The impact of CVE-2025-0804 is significant for organizations using the ClickWhale plugin, particularly those with multiple contributors or public-facing affiliate marketing sites. Successful exploitation allows attackers with Contributor-level access to inject persistent malicious scripts that execute in the browsers of any user viewing the affected pages. This can lead to theft of authentication cookies, enabling session hijacking and unauthorized access to user accounts. It may also facilitate defacement, phishing, or redirection to malicious sites, undermining user trust and damaging brand reputation. Since the vulnerability affects the integrity and confidentiality of user sessions and data, it poses a moderate risk to organizational security. The requirement for authenticated access limits exposure but does not eliminate risk, as Contributor-level accounts are common in collaborative WordPress environments. The absence of known exploits reduces immediate threat but does not preclude future attacks. Organizations relying on affiliate marketing and link tracking are particularly vulnerable due to the plugin’s role in managing external links, which could be manipulated to spread malware or conduct further attacks.

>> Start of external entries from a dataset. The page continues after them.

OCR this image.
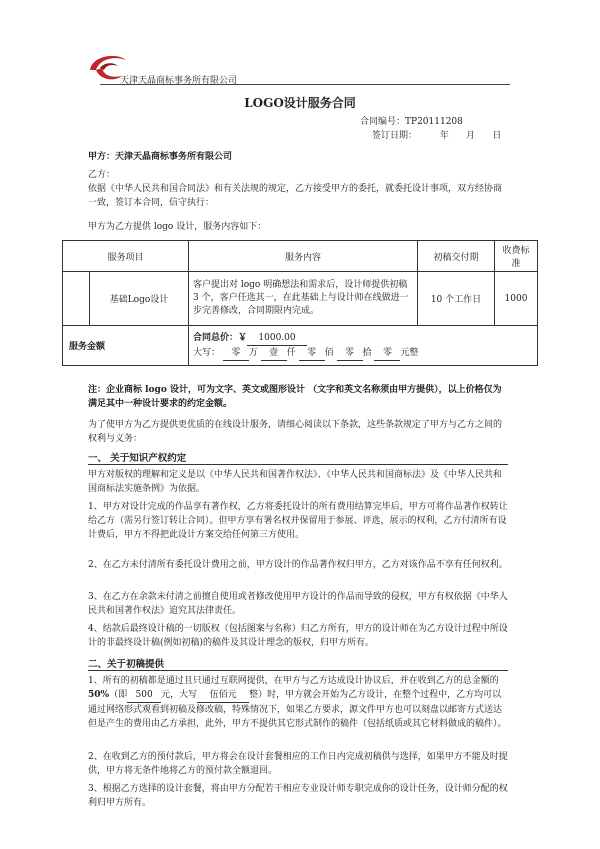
天津天晶商标事务所有限公司
LOGO设计服务合同
合同编号：TP20111208
签订日期：        年      月      日
甲方：天津天晶商标事务所有限公司
乙方：
依据《中华人民共和国合同法》和有关法规的规定，乙方接受甲方的委托，就委托设计事项，双方经协商一致，签订本合同，信守执行：
甲方为乙方提供 logo 设计，服务内容如下：
服务项目		服务内容	初稿交付期	收费标准
	基础Logo设计	客户提出对 logo 明确想法和需求后，设计师提供初稿 3 个，客户任选其一，在此基础上与设计师在线做进一步完善修改，合同期限内完成。	10 个工作日	1000
服务金额		合同总价：￥ 1000.00
大写： 零 万 壹 仟 零 佰 零 拾 零 元整		
注：企业商标 logo 设计，可为文字、英文或图形设计 （文字和英文名称须由甲方提供），以上价格仅为满足其中一种设计要求的约定金额。
为了使甲方为乙方提供更优质的在线设计服务，请细心阅读以下条款，这些条款规定了甲方与乙方之间的权利与义务：
一、 关于知识产权约定
甲方对版权的理解和定义是以《中华人民共和国著作权法》、《中华人民共和国商标法》及《中华人民共和国商标法实施条例》为依据。
1、甲方对设计完成的作品享有著作权，乙方将委托设计的所有费用结算完毕后，甲方可将作品著作权转让给乙方（需另行签订转让合同）。但甲方享有署名权并保留用于参展、评选，展示的权利，乙方付清所有设计费后，甲方不得把此设计方案交给任何第三方使用。
2、在乙方未付清所有委托设计费用之前，甲方设计的作品著作权归甲方，乙方对该作品不享有任何权利。
3、在乙方在余款未付清之前擅自使用或者修改使用甲方设计的作品而导致的侵权，甲方有权依据《中华人民共和国著作权法》追究其法律责任。
4、结款后最终设计稿的一切版权（包括图案与名称）归乙方所有，甲方的设计师在为乙方设计过程中所设计的非最终设计稿(例如初稿)的稿件及其设计理念的版权，归甲方所有。
二、关于初稿提供
1、所有的初稿都是通过且只通过互联网提供，在甲方与乙方达成设计协议后，并在收到乙方的总金额的50%（即 500 元，大写 伍佰元 整）时，甲方就会开始为乙方设计，在整个过程中，乙方均可以通过网络形式观看到初稿及修改稿，特殊情况下，如果乙方要求，源文件甲方也可以刻盘以邮寄方式送达但是产生的费用由乙方承担，此外，甲方不提供其它形式制作的稿件（包括纸质或其它材料做成的稿件）。
2、在收到乙方的预付款后，甲方将会在设计套餐相应的工作日内完成初稿供与选择，如果甲方不能及时提供，甲方将无条件地将乙方的预付款全额退回。
3、根据乙方选择的设计套餐，将由甲方分配若干相应专业设计师专职完成你的设计任务，设计师分配的权利归甲方所有。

To mitigate CVE-2025-0804, organizations should first check for updates or patches from the plugin vendor and apply them promptly once available. In the absence of official patches, administrators should restrict Contributor-level access to trusted users only, minimizing the risk of malicious input injection. Implementing a Web Application Firewall (WAF) with rules to detect and block XSS payloads targeting link titles can provide an additional layer of defense. Regularly auditing and sanitizing existing link titles in the database to remove suspicious scripts is recommended. Employing Content Security Policy (CSP) headers can help mitigate the impact of injected scripts by restricting script execution sources. Developers maintaining the plugin should adopt secure coding practices, including proper input validation, context-aware output encoding, and use of WordPress security APIs such as esc_html() and wp_kses(). Monitoring user activity logs for unusual behavior by contributors can help detect attempted exploitation. Finally, educating contributors about safe content creation and the risks of XSS can reduce inadvertent introduction of malicious code.